The lender will require you to show you can qualify to purchase a second property while still owning your principal residence and to do this they will be analyzing your credit application to determine if you can carry 2 mortgages with a low likelihood of default. You will be asked to provide property details, income documents and downpayment confirmation.  If you’re self-employed and trying to buy a second home under a stated-income program, be prepared to provide a larger downpayment. Co-signers are also not always considered unless they will be using the property as well. If that’s the case, they will be expected to qualify along with the main borrower, meaning all other debts of all the borrowers are included in meeting the qualifying guidelines. Mortgage qualifying is one of those grey areas where it’s best to contact an experienced professional to get a straight answer on whether you can get approved for a second home or not.


The minimum downpayment to buy a second home is still 5% of the purchase price, providing you have verifiable income, downpayment from your own resources and a strong credit history.

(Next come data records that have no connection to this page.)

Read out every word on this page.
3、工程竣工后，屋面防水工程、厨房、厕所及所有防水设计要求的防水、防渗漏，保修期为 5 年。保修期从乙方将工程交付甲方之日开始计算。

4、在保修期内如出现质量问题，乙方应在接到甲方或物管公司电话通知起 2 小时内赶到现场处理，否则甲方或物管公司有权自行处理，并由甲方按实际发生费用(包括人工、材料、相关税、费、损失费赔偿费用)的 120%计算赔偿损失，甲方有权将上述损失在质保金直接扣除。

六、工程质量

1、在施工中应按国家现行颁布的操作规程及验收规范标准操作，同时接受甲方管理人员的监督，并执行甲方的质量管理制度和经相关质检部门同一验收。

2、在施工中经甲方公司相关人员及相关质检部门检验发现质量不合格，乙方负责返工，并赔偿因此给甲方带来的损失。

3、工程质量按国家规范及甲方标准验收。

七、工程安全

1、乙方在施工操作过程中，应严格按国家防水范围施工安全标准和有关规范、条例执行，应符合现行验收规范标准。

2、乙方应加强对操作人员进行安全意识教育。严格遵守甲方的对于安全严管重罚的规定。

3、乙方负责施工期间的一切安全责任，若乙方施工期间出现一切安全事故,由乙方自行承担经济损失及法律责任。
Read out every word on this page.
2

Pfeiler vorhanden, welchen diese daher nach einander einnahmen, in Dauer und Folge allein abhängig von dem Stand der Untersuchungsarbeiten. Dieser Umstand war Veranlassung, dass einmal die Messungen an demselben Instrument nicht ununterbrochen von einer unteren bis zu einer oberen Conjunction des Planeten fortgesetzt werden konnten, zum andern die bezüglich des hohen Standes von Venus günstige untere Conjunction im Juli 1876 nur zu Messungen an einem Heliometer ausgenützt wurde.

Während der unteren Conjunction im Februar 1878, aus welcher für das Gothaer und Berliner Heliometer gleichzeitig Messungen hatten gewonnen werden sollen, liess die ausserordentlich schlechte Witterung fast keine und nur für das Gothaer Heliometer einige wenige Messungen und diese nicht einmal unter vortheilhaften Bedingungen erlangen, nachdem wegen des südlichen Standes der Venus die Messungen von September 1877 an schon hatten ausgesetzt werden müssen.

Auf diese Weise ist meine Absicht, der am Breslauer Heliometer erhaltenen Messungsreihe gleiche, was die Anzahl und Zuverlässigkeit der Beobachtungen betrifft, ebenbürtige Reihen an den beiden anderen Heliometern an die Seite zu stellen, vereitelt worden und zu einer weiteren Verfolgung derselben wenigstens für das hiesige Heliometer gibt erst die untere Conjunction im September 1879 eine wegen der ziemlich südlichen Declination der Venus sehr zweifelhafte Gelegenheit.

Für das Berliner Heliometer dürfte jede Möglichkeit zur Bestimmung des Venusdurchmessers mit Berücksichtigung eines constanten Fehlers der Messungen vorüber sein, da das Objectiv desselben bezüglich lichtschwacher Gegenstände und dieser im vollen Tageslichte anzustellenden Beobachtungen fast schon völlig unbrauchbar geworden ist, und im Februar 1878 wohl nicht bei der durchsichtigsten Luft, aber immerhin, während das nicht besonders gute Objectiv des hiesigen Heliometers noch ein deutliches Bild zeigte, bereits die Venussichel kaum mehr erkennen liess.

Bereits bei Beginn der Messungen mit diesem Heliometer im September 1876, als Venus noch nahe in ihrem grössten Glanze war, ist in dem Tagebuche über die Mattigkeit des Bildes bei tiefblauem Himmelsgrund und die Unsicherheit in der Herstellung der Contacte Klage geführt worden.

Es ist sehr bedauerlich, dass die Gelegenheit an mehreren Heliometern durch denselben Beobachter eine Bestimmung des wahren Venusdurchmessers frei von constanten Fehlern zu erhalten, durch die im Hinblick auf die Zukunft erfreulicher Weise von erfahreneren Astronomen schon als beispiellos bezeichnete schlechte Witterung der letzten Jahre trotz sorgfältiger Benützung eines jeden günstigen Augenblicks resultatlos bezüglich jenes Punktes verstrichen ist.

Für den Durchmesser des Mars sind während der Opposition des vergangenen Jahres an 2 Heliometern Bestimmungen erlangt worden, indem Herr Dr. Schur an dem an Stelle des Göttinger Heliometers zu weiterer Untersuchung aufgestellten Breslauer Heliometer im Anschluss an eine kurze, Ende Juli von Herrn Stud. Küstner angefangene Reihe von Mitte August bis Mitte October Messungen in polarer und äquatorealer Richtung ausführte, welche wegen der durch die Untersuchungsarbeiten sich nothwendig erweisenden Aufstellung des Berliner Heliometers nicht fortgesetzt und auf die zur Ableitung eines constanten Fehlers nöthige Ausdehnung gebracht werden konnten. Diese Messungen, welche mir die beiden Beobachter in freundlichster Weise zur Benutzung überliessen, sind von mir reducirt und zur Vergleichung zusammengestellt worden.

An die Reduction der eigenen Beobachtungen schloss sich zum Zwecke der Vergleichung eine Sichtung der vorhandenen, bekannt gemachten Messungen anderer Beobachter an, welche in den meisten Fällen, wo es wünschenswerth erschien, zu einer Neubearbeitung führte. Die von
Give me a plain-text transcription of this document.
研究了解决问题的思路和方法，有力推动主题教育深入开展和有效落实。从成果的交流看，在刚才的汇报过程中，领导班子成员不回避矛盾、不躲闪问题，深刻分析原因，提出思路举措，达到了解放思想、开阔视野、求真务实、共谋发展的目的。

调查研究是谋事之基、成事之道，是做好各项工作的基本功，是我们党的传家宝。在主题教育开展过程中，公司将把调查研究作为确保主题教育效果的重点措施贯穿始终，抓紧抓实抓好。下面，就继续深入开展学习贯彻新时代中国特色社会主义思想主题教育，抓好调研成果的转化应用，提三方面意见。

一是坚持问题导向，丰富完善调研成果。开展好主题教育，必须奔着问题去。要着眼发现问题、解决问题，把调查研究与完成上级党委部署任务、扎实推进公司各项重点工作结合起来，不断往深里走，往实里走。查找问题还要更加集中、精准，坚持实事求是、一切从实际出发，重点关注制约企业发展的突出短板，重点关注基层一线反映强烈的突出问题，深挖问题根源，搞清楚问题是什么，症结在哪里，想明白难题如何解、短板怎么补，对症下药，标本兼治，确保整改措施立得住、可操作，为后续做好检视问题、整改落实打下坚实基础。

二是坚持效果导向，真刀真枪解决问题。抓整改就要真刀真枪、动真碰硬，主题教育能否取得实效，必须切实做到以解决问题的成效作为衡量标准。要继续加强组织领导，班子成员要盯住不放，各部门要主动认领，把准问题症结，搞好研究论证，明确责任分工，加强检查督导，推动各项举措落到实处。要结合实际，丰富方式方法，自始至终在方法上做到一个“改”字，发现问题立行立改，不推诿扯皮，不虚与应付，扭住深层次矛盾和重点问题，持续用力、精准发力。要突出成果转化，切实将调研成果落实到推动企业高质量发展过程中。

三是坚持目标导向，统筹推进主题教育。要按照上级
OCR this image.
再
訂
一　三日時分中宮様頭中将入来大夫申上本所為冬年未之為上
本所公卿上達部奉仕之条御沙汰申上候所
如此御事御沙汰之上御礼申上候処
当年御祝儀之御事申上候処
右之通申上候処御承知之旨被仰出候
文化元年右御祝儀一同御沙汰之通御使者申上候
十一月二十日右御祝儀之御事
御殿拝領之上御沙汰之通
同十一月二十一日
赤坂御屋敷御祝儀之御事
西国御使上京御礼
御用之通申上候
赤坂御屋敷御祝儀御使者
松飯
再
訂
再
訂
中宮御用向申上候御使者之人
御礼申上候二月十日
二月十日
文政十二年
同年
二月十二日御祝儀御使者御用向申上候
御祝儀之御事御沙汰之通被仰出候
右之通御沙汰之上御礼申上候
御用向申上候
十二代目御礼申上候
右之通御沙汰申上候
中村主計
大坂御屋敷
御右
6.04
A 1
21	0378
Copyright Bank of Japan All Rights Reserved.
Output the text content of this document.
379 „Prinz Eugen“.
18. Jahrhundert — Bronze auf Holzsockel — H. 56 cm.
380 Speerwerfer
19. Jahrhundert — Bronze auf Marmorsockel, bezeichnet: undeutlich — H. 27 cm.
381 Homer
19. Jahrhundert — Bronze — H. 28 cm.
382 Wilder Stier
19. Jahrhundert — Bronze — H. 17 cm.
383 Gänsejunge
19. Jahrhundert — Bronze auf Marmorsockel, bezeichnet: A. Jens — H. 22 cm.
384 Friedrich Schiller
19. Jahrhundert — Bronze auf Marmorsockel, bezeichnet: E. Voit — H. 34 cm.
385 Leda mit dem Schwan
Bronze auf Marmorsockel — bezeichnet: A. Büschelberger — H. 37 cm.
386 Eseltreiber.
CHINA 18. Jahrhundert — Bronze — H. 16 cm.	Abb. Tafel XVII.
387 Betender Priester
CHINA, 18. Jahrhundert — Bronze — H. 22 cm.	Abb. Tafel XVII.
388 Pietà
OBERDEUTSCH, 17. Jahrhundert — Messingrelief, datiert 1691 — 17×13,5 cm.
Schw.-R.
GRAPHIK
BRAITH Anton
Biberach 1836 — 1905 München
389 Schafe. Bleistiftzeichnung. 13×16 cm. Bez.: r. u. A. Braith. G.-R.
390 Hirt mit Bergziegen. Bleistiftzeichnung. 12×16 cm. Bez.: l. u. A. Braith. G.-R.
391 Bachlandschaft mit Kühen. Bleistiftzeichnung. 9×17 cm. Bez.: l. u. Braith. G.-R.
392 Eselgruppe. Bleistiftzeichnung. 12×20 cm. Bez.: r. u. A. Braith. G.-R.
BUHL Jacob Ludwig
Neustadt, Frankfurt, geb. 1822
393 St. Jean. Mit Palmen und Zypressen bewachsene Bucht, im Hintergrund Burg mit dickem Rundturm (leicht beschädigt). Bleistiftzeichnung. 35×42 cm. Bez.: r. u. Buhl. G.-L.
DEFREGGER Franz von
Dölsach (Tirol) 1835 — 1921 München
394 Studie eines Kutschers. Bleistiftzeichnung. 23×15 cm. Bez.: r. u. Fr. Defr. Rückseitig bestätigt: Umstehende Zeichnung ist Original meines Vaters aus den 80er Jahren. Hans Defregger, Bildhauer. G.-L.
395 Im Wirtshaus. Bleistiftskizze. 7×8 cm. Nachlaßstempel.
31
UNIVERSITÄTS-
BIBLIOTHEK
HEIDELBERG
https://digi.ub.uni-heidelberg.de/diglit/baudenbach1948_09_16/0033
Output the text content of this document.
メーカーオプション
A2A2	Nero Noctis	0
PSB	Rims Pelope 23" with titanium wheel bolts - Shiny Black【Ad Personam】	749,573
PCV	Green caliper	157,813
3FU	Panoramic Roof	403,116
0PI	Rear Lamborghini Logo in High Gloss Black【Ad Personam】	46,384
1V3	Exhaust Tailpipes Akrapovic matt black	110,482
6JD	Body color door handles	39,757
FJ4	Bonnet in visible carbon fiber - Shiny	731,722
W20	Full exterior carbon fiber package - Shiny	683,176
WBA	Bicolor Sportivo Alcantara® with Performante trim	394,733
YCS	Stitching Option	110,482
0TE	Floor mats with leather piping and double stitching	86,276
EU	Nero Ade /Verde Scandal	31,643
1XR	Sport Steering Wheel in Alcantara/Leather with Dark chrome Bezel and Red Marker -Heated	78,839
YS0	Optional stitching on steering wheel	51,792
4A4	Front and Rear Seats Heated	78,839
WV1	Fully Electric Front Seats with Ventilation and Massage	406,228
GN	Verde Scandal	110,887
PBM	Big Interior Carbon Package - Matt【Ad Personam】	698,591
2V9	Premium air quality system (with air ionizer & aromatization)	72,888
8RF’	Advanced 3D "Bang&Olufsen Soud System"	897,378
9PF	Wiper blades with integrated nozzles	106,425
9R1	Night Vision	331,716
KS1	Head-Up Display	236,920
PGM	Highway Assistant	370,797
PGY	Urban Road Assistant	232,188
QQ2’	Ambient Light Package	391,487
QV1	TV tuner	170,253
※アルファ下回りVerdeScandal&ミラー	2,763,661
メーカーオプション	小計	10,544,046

If you’re trying to buy with the minimum downpayment you will need to obtain mortgage default insurance through either Genworth or Canada Guaranty. If you’re dealing with a lender that only works with CMHC for insurance, you will require at least 20% minimum downpayment. The higher minimum is the result of the CMHC mortgage insurance rule changes that came into effect on May 30th of 2014.  When you’re putting down a larger amount, there are more allowances for the source of the funds so do speak with a mortgage professional to locate a lender whose guidelines align with your borrowing profile to find a financing match.


When it comes to supporting documents relating to income and credit, the requirements are the same as if you were getting a mortgage on your primary residence. Without going into too much detail; they will be looking for paperwork to prove your income or self-employment status, a credit pull will usually satisfy the repayment history requirements and downpayment documents will vary depending on where you’re getting the funds from. The documentation differences are noticeable when confirming property details. Your potential lender will be looking to confirm the usual details like condition and location of the property, though they may also require proof the property has year-round access and service hook-ups or if a water potability test is required due to the property being on well water. Depending on how those results look, your mortgage professional will work to find a lender who likes the property as much as you do. If they’re not super keen on the home, they will be looking for added strength from the borrower to support the application for mortgage approval.

To recap, purchasing a recreational property is a lot like getting a mortgage for your primary residence in that you can usually get best rates and the qualifying process is quite similar other than some extra property requirements. Just as you did your research before you bought your first home, the same due diligence should be used when buying a vacation property or second home.